По мере того как я пребывал так, будучи прилежным, старательным,
решительным, недоброжелательная мысль возникла во мне... Каждый
раз, как недоброжелательная мысль возникала во мне, я отбрасывал
её, устранял её, уничтожал её.
По
мере того как я пребывал так, будучи прилежным, старательным,
решительным, мысль о причинении вреда возникла во мне... Каждый
раз, как мысль о причинении вреда возникала во мне, я отбрасывал
её, устранял её, уничтожал её.
Монахи,
то, над чем монах постоянно размышляет и обдумывает, – это и
становится направленностью его ума. Если он постоянно размышляет
и обдумывает мысли, [вызванные] чувственным желанием, то он
отбросил мысль об отречении, чтобы взрастить мысль, [вызванную]
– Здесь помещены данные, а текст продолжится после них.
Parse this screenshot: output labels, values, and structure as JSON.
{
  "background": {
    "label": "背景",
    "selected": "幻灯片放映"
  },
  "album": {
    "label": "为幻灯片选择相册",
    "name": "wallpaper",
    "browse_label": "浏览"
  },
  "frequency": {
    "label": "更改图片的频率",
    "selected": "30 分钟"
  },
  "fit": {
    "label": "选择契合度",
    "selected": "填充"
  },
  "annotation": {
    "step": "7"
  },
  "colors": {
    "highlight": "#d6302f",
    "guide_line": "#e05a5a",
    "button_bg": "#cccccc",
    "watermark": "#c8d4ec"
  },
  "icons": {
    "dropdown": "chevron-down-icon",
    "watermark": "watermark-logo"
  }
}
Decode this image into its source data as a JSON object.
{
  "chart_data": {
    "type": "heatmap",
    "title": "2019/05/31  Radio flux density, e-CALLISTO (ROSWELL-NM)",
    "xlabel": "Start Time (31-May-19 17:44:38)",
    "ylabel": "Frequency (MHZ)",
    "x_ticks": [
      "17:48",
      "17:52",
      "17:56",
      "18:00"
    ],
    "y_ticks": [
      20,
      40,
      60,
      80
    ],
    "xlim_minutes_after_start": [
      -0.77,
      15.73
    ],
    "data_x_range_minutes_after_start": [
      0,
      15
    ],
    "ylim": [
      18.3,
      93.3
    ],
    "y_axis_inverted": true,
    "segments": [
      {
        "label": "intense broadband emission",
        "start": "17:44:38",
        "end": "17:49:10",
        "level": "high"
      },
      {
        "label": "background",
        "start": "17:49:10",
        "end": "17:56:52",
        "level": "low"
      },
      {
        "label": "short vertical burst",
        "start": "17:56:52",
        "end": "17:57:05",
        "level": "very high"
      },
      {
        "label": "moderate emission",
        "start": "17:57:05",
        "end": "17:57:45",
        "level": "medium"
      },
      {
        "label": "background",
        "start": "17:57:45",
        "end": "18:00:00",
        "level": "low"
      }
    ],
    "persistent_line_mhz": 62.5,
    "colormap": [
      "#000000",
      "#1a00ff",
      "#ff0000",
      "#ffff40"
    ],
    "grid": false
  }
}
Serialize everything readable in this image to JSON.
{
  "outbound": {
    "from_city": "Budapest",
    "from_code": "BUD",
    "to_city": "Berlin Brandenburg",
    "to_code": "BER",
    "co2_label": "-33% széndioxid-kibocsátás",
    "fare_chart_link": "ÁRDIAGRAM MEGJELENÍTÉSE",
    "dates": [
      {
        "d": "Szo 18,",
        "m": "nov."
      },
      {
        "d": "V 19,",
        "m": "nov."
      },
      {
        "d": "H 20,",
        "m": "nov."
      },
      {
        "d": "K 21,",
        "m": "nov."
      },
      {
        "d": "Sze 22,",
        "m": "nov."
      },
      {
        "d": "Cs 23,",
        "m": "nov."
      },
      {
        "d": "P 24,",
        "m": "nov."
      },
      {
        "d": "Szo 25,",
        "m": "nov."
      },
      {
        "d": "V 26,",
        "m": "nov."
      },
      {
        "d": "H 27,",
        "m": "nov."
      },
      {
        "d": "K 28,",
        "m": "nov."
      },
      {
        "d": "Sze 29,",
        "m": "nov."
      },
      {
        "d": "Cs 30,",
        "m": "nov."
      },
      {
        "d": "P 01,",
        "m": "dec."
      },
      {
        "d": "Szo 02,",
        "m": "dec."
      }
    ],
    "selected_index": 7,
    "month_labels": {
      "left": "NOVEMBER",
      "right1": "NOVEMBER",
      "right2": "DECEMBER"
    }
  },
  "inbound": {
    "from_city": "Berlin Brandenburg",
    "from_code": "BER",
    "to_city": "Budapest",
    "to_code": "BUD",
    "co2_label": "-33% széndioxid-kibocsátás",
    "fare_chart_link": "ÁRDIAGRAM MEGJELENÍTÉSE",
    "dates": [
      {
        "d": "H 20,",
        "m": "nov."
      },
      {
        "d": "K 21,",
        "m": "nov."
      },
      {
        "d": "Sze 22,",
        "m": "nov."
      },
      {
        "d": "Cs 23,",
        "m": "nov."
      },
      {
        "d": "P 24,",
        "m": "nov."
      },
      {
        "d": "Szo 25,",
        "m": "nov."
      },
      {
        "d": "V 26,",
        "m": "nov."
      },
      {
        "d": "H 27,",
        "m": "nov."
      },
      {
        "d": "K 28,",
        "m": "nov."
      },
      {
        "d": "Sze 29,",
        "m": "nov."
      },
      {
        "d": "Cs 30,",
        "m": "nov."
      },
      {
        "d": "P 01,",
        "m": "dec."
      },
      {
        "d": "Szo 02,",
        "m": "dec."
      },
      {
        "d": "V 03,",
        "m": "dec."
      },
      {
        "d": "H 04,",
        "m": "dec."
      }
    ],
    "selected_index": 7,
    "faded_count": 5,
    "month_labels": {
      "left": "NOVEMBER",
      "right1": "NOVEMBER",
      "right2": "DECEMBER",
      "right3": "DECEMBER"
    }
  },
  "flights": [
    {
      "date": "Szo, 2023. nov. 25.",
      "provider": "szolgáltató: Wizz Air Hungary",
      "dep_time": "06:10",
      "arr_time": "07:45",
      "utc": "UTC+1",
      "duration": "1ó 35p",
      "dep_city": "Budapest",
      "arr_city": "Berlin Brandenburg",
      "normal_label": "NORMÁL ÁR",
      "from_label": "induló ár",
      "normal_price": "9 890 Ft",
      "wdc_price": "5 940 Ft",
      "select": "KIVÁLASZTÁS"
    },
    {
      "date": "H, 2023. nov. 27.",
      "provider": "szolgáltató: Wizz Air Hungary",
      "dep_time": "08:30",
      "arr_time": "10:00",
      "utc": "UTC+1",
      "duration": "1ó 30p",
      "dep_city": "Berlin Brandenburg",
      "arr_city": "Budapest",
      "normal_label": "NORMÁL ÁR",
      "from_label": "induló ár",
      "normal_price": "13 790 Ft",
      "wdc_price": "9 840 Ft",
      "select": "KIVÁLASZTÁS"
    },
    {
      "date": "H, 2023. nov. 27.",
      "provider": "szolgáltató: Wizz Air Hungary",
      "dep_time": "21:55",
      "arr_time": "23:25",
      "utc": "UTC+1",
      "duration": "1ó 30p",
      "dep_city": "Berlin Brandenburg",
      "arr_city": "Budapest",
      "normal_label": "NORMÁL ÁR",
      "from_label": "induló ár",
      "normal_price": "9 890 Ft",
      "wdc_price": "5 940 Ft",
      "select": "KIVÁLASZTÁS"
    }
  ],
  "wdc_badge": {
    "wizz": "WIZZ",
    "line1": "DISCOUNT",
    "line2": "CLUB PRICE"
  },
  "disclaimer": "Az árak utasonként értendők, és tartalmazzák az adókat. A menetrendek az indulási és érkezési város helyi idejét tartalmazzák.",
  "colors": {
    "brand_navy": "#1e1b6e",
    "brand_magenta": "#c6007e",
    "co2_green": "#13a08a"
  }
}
чувственным желанием. И тогда его ум склоняется к мыслям, [вызванным]
чувственным желанием. Если он постоянно размышляет и обдумывает
недоброжелательные мысли… мысли о причинении вреда, то он отбросил
мысль о непричинении вреда, чтобы взрастить мысль о причинении
вреда. И тогда его ум склоняется к мыслям о причинении вреда.
[Это]
подобно тому, как в последний месяц сезона дождей, осенью, когда
всходят зерновые, пастух охраняет своих коров тем, что постоянно
тыкает и толкает их палкой то с одного боку, то с другого, чтобы
сдержать их и обуздать. Почему? Потому что он видит, что его
могут побить, бросить в тюрьму, взыскать с него или обвинить,
[если коровы потопчут зерновые]. Точно так же я видел в [этих]
неблагих состояниях [ума] опасность, упадок, загрязнение, а
в [противоположных им] благих состояниях – благословение отречения,
аспект очищения.
По
мере того как я пребывал так, будучи прилежным, старательным,
решительным, мысль об отречении возникла во мне. И я понял:
«Эта мысль об отречении возникла во мне. Она не ведёт к моей
собственной болезненности, болезненности других, болезненности
моей и других. Она способствует мудрости, не создаёт сложностей,
ведёт к ниббане. Даже если я буду обдумывать эту мысль в течение
ночи, в течение дня, в течение дня и ночи, я не вижу ничего
такого, чего бы следовало опасаться из-за неё. Но чрезмерным
размышлением и обдумыванием я утомлю своё тело, а когда тело
усталое, то и ум становится напряжённым, а когда ум напряжён,
он далёк от сосредоточения». Поэтому я внутренне утверждал свой
ум, успокаивал его, объединял, сосредотачивал. Зачем? Чтобы
мой ум не был напряжённым.
По
мере того как я пребывал так, будучи прилежным, старательным,
решительным, мысль о не-недоброжелательности возникла во мне…
мысль о непричинении вреда возникла во мне. Я понял: «Эта мысль
о непричинении вреда возникла во мне. Она не ведёт к моей собственной
болезненности, болезненности других, болезненности моей и других.
Она способствует мудрости, не создаёт сложностей, ведёт к ниббане.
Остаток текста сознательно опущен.